Ocasio-Cortez Prompts Twitter Fight With Crowley, Accuses Him of Mounting Third-Party Challenge (He's Not)

Primary-winner Alexandria Ocasio-Cortez / Getty Images
July 12, 2018

Rep. Joe Crowley (D.) of New York's 11th Congressional District engaged in a Twitter back-and-forth with the district's Democratic congressional nominee, self-described Democratic socialist Alexandria Ocasio-Cortez.

There were initially no signs of bad blood when Ocasio-Cortez unexpectedly defeated the powerful congressman in the June primary.

Crowley even picked up a guitar and dedicated a performance of "Born to Run" to her the night of his defeat.
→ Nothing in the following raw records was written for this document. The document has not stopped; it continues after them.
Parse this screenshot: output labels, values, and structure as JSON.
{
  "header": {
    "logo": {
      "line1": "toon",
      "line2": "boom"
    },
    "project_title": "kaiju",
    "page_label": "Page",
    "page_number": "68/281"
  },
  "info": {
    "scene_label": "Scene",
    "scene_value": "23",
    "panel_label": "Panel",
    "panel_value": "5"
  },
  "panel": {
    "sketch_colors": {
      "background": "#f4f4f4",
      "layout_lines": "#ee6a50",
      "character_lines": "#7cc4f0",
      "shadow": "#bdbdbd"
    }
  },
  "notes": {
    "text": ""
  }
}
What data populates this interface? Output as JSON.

That all changed when Ocasio-Cortez accused Crowley of mounting a third-party challenge against her Thursday.

The New York Times article she linked to, however, quotes Crowley's campaign spokeswoman explicitly denying that Crowley is running again for his seat.
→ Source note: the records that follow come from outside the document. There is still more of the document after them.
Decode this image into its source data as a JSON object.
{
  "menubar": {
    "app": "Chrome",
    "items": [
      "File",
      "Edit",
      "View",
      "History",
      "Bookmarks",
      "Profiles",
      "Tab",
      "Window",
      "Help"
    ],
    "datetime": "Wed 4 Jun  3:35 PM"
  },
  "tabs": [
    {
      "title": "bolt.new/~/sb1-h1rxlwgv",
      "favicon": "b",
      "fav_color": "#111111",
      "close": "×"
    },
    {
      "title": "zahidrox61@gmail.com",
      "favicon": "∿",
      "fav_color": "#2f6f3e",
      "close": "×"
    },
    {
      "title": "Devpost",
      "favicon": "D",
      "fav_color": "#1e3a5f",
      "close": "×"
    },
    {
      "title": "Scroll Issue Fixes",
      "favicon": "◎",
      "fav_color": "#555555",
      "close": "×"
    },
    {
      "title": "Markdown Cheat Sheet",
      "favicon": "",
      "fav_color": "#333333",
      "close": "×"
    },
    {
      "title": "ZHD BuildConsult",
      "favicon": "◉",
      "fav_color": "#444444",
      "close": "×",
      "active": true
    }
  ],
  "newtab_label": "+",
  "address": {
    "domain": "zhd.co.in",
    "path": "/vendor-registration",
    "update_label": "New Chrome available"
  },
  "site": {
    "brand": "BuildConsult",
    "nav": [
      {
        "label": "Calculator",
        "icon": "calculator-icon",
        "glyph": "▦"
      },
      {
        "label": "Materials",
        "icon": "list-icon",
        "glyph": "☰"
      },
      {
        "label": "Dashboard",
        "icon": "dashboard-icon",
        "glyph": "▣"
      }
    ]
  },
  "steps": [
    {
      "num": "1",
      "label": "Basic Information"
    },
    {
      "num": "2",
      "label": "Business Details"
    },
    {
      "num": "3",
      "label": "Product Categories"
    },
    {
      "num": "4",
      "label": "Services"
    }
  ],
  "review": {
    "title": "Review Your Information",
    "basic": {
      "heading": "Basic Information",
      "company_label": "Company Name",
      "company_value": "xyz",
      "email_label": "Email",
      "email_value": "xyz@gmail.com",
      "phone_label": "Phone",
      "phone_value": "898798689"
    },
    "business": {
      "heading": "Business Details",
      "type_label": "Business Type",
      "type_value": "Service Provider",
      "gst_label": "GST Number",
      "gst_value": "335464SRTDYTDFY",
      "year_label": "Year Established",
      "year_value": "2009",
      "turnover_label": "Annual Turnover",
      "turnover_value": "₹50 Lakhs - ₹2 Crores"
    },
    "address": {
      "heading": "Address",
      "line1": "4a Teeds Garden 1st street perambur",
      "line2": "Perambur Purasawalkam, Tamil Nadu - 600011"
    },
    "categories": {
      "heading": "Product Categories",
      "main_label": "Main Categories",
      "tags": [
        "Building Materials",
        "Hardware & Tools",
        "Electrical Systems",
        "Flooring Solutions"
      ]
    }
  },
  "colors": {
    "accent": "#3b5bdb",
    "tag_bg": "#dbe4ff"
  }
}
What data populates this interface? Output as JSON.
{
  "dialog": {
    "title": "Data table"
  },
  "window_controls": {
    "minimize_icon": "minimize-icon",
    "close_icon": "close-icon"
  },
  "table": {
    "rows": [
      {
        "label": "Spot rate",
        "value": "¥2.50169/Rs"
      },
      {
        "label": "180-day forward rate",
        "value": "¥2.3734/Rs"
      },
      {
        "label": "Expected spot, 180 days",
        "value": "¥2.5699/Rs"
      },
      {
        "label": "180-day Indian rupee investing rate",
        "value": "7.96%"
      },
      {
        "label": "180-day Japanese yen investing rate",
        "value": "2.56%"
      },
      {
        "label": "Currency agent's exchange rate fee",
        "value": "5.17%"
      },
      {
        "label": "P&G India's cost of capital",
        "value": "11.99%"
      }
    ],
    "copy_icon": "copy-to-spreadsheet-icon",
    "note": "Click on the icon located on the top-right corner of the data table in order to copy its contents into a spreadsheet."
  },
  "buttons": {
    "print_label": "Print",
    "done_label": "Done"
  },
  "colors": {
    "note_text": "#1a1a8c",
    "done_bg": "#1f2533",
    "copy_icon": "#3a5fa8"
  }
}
"Joe Crowley is a Democrat. He's made clear he is not running for Congress and supports the Democratic nominee in NY-14," the spokeswoman said.
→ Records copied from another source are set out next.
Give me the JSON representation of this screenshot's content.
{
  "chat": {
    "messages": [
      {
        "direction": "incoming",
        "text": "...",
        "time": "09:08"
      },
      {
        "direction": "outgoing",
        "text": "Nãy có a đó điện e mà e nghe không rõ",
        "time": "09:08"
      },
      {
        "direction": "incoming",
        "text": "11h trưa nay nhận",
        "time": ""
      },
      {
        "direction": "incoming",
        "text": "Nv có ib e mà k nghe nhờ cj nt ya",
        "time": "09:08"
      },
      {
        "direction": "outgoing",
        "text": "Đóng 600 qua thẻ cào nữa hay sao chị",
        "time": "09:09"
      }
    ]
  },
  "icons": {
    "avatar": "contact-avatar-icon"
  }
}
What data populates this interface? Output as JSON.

However, due to the nature of New York's third parties, Crowley did make the ballot under the Working Families Party line.

While Crowley will not campaign for the seat, he does not plan on going through the process of taking his name off the ballot because, as the Times article explains, the process for doing so is involved. In order for a candidate to removed his or her name, the most viable option would require being nominated for another electoral position on the ballot, "often one that he or she has little chance of winning, like a county clerkship in a region of the state."

Ocasio-Cortez nonetheless continued.

Crowley hadn't tweeted since the night of his defeat but took the time to respond. He disputed Ocasio-Cortez's claim he stoop her up for calls, saying it was instead her team that had not followed through. "Alexandria, the race is over and Democrats need to come together. I’ve made my support for you clear and the fact that I’m not running. We’ve scheduled phone calls and your team has not followed through. I’d like to connect but I’m not willing to air grievances on Twitter," he tweeted.

Crowley cleared up why he can't just take his name off the ballot. "Lots questions about WFP line. Was honored to have their support. I’m not running," he tweeted. "For record you can only be removed from the ballot if 1) you move out of NY; 2) die; 3) be convicted of a crime; 4) accept a nomination for another office (in a place I don’t live)."

He then tweeted, "I don’t plan on moving out of New York, have a clean record, hope God’s will is that I don’t die, and won’t commit what I honestly believe to be election fraud."

Ocasio-Cortez had not respond to Crowley's tweets at the time of publication.